Vänskä brought music from arguably the greatest symphonist of the 20th century, Jean Sibelius (1865–1957), in the form of Finlandia and the Violin Concerto, and coupled it with the first symphony of arguably the other greatest symphonist of the 20th century, Russian composer Dmitri Shostakovich (1906–1975).
Even for a tone poem, Finlandia is an odd hybrid of a piece, more rhapsodic than symphonic, full of sudden transitions and mood changes. Martial outbursts and stirring melodies lead up to an inspiring hymn, which, since its inception (in 1899–1900), has become popular enough to serve as an unofficial national anthem for Finland. In an interview in the S.F. Symphony’s program notes for this concert, Vänskä intimated that he always has tears in his eyes when conducting the piece.
In spite of that, Vänskä presented a Finlandia that was rather detached, but in a positive sense. With a conducting style that I would call effective and angular rather than graceful, the Finnish maestro let the drama inherent in the score of Sibelius’s monstrosity speak for itself.
Over the years, I have developed a healthy dislike for Finlandia, and Saturday’s performance did little to change that. In that respect, I am in the good company of the composer himself, who reportedly came to resent the piece because its popularity took attention away from his other, more significant compositions.
One such composition is the Violin Concerto in D-Minor, Op. 47, Sibelius’s only solo concerto, eloquently played last weekend by Latvian violinist Baiba Skride.
Skride produces a marvelous tone that ranged from ethereal and fragile at the opening of the concerto, to more meaty and powerful as the technically demanding concerto progressed. Dressed in a lavish gown, Skride had an interesting story to tell, and she did so in a convincing way.
Especially in the second movement, Adagio di molto, Skride created moments of incredible and indescribable beauty and intensity. There was a clearly audible, collective release of breath on the part of the audience after the movement ended and the last note had faded.
Hearing Shostakovich’s First Symphony makes you wonder how anyone can create something like it at age 19. This is the mature Shostakovich in a youthful nutshell. All the elements that characterize the rest of his 15 symphonies are already present and well established in this first one, written in 1924–25 as his graduation piece for the conservatory in what is now Saint Petersburg.

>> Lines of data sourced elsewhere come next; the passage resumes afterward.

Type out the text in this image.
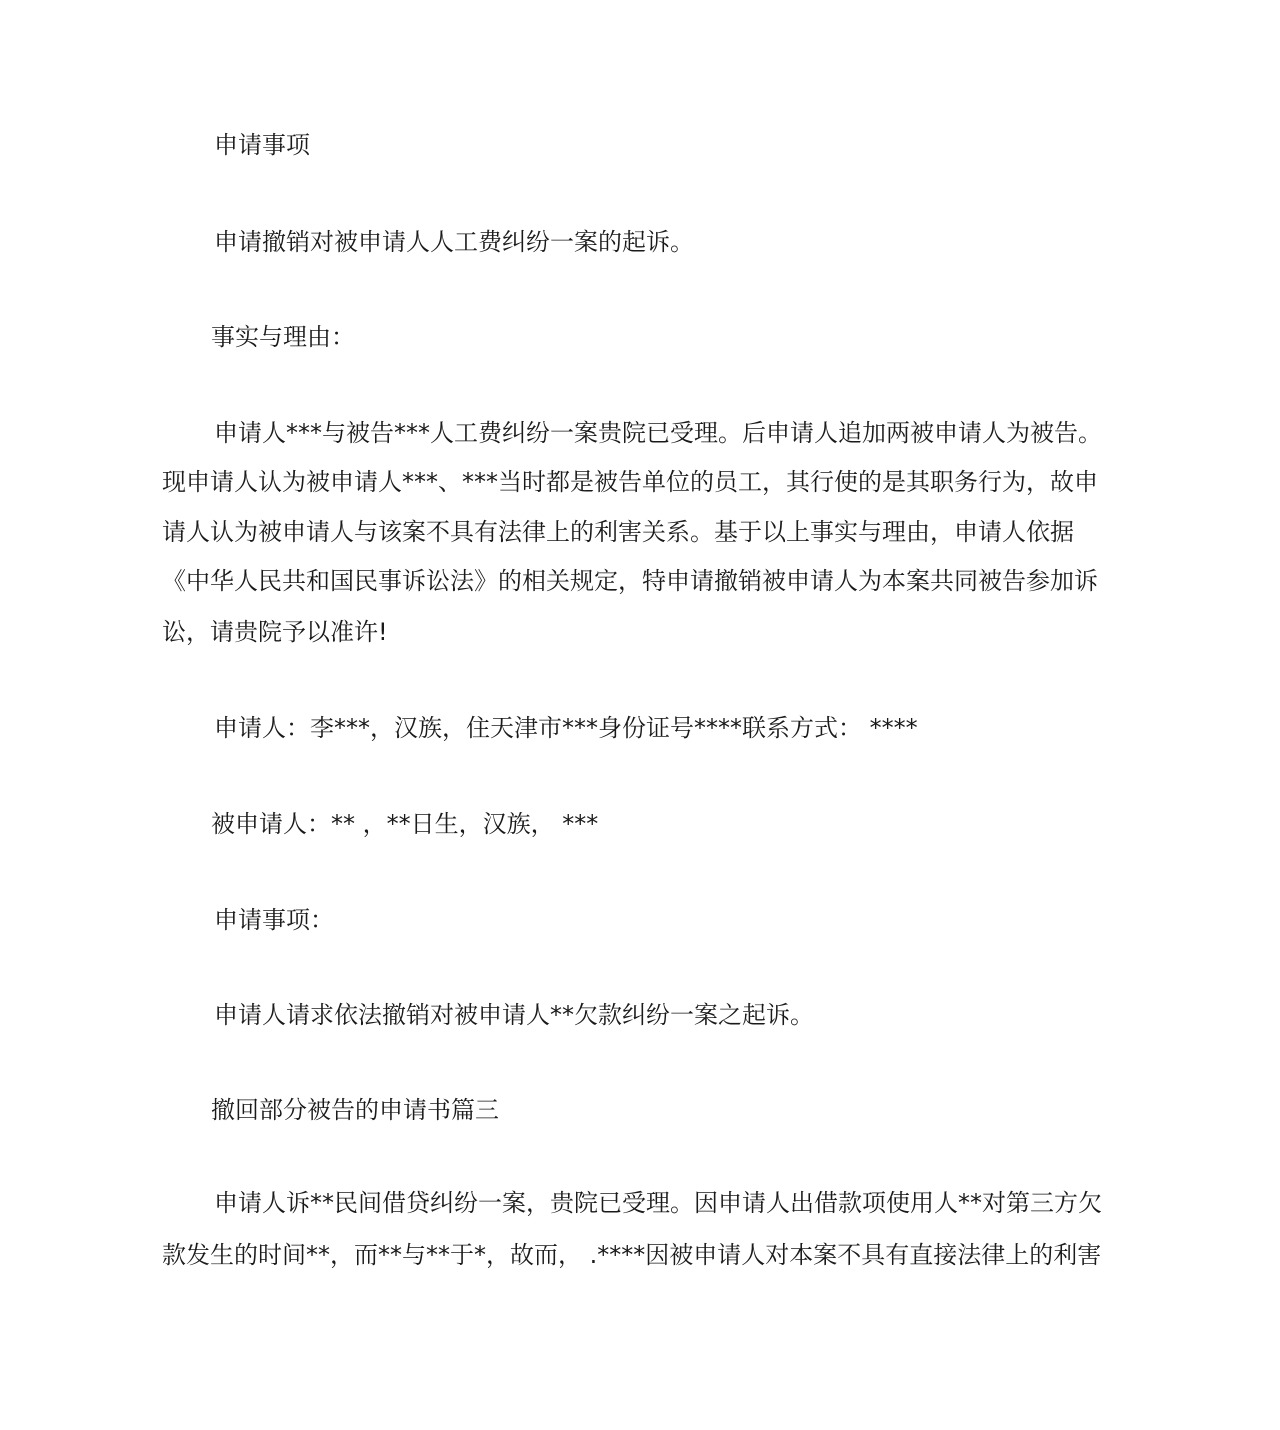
申请事项
申请撤销对被申请人人工费纠纷一案的起诉。
事实与理由：
申请人***与被告***人工费纠纷一案贵院已受理。后申请人追加两被申请人为被告。
现申请人认为被申请人***、***当时都是被告单位的员工，其行使的是其职务行为，故申
请人认为被申请人与该案不具有法律上的利害关系。基于以上事实与理由，申请人依据
《中华人民共和国民事诉讼法》的相关规定，特申请撤销被申请人为本案共同被告参加诉
讼，请贵院予以准许!
申请人：李***，汉族，住天津市***身份证号****联系方式： ****
被申请人：** ，**日生，汉族， ***
申请事项：
申请人请求依法撤销对被申请人**欠款纠纷一案之起诉。
撤回部分被告的申请书篇三
申请人诉**民间借贷纠纷一案，贵院已受理。因申请人出借款项使用人**对第三方欠
款发生的时间**，而**与**于*，故而， .****因被申请人对本案不具有直接法律上的利害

Vänskä and the members of the San Francisco Symphony excelled in their exploration of the colorful tonal richness of the piece and the way in which Shostakovich manages to write music that works on both a microscopic and an astronomic scale.
The Scherzo of the second movement was manic and mischievous; the third movement (Lento) oppressive and harrowing; but slowly the mood lifted, the clouds parted, and Vänskä swept the orchestra into the incredible finale.